Entah mengapa, saya merasa sedih melihat seorang anak kecil yang diperlakukan kasar seperti itu. Bahkan oleh ibunya sendiri. Entah kemana sifat kasih sayang ibu itu. Apa mungkin karena beban hidup yang begitu berat sehingga dia tega membentak-bentak anaknya di depan umum?
Sungguh sampai kapanpun, kejadian itu tidak bisa hilang dari ingatanku. Padahal itu sudah terjadi beberapa pekan yang lalu. Kalau saya saja yang menyaksikan tidak bisa melupakannya, lalu bagaimana dengan anak kecil itu? Pastinya apa yang dialami akan tersimpan di memorinya dan membekas dalam hatinya.

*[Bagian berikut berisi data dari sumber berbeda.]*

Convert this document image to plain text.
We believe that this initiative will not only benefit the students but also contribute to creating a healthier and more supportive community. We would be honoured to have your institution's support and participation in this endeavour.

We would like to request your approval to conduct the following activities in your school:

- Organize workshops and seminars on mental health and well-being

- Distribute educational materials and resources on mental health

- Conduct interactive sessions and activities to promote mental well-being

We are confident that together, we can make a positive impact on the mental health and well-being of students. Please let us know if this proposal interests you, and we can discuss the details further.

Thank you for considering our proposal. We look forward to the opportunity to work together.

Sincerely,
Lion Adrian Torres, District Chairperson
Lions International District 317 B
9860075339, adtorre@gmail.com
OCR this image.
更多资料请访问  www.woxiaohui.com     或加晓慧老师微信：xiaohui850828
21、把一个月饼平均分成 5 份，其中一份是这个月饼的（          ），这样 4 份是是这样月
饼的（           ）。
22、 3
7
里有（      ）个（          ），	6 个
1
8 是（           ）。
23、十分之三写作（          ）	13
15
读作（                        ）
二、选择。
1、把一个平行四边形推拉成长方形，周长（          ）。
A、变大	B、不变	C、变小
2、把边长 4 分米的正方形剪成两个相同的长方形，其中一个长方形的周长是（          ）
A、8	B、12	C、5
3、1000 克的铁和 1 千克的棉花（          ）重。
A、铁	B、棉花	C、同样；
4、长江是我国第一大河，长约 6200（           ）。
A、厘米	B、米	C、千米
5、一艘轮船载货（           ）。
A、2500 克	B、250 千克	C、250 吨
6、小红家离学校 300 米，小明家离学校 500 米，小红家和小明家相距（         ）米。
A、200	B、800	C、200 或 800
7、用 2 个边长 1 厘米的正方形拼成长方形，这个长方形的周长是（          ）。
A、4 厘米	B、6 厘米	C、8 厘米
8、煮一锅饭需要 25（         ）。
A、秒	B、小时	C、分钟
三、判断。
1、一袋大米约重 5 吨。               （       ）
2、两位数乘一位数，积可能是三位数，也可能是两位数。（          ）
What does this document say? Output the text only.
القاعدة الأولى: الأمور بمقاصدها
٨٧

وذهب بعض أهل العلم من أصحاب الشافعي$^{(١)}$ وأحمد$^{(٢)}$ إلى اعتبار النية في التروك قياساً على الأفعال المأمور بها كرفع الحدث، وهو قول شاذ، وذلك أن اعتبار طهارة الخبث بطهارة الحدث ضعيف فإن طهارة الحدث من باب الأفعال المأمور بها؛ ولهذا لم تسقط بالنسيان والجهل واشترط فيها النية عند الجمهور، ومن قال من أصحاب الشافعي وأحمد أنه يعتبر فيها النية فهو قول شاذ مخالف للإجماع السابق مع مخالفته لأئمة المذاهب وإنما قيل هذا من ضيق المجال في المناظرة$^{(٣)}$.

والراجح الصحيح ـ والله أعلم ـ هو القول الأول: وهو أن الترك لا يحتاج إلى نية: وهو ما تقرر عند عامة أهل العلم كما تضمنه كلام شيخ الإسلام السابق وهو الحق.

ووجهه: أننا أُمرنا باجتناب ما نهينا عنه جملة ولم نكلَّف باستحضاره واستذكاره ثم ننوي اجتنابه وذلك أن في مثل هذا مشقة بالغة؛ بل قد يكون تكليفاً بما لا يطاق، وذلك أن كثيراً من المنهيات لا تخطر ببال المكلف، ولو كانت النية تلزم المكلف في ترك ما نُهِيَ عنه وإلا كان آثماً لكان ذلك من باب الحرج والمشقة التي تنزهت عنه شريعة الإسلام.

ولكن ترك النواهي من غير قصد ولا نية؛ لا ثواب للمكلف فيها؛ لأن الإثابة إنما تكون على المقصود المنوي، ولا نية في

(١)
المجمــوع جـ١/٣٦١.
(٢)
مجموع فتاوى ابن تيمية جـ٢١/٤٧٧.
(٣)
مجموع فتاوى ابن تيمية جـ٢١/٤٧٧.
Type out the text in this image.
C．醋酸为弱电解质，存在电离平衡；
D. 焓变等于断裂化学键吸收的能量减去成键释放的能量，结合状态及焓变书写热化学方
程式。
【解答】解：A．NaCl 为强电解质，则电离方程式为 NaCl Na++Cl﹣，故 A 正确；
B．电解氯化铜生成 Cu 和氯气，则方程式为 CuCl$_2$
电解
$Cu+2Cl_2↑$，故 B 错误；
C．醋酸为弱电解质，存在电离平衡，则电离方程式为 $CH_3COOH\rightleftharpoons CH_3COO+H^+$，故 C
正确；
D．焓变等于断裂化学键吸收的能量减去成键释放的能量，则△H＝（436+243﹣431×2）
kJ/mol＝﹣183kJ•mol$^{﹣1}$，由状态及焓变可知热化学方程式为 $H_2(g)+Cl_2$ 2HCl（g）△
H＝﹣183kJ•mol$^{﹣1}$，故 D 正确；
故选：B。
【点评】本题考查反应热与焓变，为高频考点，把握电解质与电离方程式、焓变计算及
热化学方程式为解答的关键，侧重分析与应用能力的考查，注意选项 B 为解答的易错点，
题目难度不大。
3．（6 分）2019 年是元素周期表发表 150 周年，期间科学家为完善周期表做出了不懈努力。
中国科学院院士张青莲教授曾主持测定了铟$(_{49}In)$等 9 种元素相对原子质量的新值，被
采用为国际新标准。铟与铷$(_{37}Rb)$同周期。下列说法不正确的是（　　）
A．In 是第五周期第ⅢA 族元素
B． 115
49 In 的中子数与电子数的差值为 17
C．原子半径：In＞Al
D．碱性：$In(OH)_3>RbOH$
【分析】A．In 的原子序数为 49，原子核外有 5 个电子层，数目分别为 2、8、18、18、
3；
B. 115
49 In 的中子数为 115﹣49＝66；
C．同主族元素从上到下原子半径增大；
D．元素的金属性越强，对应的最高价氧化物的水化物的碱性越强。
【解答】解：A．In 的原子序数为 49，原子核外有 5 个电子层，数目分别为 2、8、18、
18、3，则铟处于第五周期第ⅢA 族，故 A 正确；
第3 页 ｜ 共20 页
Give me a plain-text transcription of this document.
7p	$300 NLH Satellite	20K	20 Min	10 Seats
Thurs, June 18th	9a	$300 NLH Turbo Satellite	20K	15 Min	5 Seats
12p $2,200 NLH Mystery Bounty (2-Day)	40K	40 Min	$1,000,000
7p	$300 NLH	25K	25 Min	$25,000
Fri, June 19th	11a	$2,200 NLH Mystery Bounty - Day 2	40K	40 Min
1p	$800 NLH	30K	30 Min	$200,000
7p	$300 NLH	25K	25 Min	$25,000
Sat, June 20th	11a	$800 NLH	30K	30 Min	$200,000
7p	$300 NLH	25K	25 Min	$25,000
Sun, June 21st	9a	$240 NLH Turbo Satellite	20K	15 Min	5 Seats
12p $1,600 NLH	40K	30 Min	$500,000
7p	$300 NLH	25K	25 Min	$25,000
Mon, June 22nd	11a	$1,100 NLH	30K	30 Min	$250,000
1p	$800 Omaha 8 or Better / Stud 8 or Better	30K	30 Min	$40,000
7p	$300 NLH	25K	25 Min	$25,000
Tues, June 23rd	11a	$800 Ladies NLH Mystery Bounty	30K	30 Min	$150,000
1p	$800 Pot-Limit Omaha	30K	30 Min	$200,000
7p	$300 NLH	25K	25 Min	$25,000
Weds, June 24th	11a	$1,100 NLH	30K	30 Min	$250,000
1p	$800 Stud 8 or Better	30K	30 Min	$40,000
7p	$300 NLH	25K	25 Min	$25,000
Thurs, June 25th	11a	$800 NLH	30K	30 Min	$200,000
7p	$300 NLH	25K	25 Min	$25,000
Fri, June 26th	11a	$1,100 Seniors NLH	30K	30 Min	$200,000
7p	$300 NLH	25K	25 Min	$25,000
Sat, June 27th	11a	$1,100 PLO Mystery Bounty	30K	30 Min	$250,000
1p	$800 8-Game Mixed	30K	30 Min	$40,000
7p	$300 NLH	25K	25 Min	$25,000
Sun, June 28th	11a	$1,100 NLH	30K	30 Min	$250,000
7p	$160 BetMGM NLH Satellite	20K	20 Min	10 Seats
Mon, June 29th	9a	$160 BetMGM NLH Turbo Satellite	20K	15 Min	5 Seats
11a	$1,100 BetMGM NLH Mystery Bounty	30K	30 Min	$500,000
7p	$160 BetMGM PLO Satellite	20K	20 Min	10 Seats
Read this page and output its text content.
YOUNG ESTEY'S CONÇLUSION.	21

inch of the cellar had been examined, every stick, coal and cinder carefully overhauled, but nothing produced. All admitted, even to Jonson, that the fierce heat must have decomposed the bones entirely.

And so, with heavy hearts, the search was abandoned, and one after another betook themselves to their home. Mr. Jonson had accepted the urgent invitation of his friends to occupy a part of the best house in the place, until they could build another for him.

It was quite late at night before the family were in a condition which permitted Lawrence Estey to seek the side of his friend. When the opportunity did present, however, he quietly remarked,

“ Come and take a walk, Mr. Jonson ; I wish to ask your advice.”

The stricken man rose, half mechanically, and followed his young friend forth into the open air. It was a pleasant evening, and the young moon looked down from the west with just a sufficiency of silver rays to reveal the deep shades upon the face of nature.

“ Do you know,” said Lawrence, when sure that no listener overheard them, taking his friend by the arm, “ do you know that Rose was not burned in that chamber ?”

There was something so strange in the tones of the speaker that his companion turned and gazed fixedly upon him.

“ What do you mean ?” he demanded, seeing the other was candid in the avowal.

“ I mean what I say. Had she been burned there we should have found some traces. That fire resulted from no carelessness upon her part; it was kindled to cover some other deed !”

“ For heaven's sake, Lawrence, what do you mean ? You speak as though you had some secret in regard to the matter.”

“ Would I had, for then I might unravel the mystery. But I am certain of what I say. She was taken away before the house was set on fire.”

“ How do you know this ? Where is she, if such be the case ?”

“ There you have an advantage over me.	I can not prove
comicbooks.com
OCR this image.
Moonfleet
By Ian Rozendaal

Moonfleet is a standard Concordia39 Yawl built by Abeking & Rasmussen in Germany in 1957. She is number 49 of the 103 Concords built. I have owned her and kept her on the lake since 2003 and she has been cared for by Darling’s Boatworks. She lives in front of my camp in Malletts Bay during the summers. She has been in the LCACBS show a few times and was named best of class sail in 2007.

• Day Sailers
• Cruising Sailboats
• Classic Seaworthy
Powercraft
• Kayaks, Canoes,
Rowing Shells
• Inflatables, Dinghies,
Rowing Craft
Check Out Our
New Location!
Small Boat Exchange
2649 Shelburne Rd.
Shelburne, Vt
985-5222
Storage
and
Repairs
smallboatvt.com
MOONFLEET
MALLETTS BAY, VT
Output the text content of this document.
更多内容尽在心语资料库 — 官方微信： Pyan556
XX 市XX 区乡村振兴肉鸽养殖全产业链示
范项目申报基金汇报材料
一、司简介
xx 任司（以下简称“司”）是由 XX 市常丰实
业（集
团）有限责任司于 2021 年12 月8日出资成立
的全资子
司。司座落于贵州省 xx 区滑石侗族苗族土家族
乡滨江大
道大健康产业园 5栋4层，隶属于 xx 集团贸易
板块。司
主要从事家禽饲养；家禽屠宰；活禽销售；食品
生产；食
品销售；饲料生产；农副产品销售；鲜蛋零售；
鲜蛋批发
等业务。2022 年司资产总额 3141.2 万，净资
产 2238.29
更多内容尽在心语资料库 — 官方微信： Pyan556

Saya sangat menyayangkan kondisi si ibu dan perlakuannya terhadap anaknya itu. Betapa banyak orang yang menginginkan keberadaan seorang anak dalam hidupnya tetapi belum dikaruniai oleh Tuhan. Begitu banyak orang yang rela mengeluarkan dana berjuta-juta rupiah agar dapat memperoleh keturunan.
Ingin rasanya saya temui ibu itu dan mengingatkan agar tidak seperti itu. Tetapi saya terus menahan diri. Saya khawatir jika dianggap mencampuri urusan orang lain. Jangan sampai si ibu malah balik melabrak saya. Pastinya akan terjadi keributan.
Sungguh, Allah mengetahui apa yang terbersit dalam hatiku. Sungguh saya hanya bisa berdoa semoga mereka berdua selamat dalam perjalanan hingga tiba di rumahnya. Saya paham betul bahwa apa yang saya lakukan tidak berdampak langsung pada anak itu. Tetapi saya sangat berharap agar doaku dikabulkan Tuhan.
Tak bisa kubayangkan jika sekiranya terjadi apa-apa dalam perjalanan. Si ibu tidak dapat menggapai anaknya karena ada kardus besar diantara mereka. Saya yakin jika terjadi apa-apa, si ibu akan menyesali perbuatannya. (Astagfirullah, kenapa sampai ke situ pikiran saya yah? Na’udzubillah…)
Di perjalanan pulang, saya menceritakan hal tersebut ke suami. Beliau hanya mengatakan bahwa bisa jadi si ibu itu adalah seorang single parent yang memiliki beban batin yang begitu berat. Atau kemungkinan dia sedang menghadapi banyak masalah sehingga pelampiasan kemarahannya ditujukan ke anaknya. Wallahu a’lam.
Setiba di rumah, saya langsung disambut oleh kedua bocah laki-laki titipan Tuhan pada kami. Saya langsung memeluk dan menciumi mereka secara bergantian. Dalam hati saya berdoa agar anak-anakku tumbuh menjadi orang yang baik yang berguna bagi keluarga, agama, dan bangsa ini.
Saya juga mendoakan si ibu agar segera bertobat dan menyadari kesalahan yang dilakukan pada anaknya. Sebagai seorang ibu, saya yakin bahwa dalam lubuk hatinya yang paling dalam, dia masih memiliki kasih sayang. Tentu dia sangat mencintai dan menyayangi anaknya. Hanya saja kondisi kehidupannya yang menyebabkan dia berbuat kasar pada anaknya.
Begitu pula untuk anak laki-laki yang kulihat tadi, saya doakan agar suatu saat dia menjadi orang yang tegar menghadapi hidup, tidak cengeng, bisa menjadi sukses di bidang apapun, dan mampu membahagiakan ibunya. Walau bagaimanapun perlakuan si ibu, sebagai anak dia tetap harus berbakti padanya.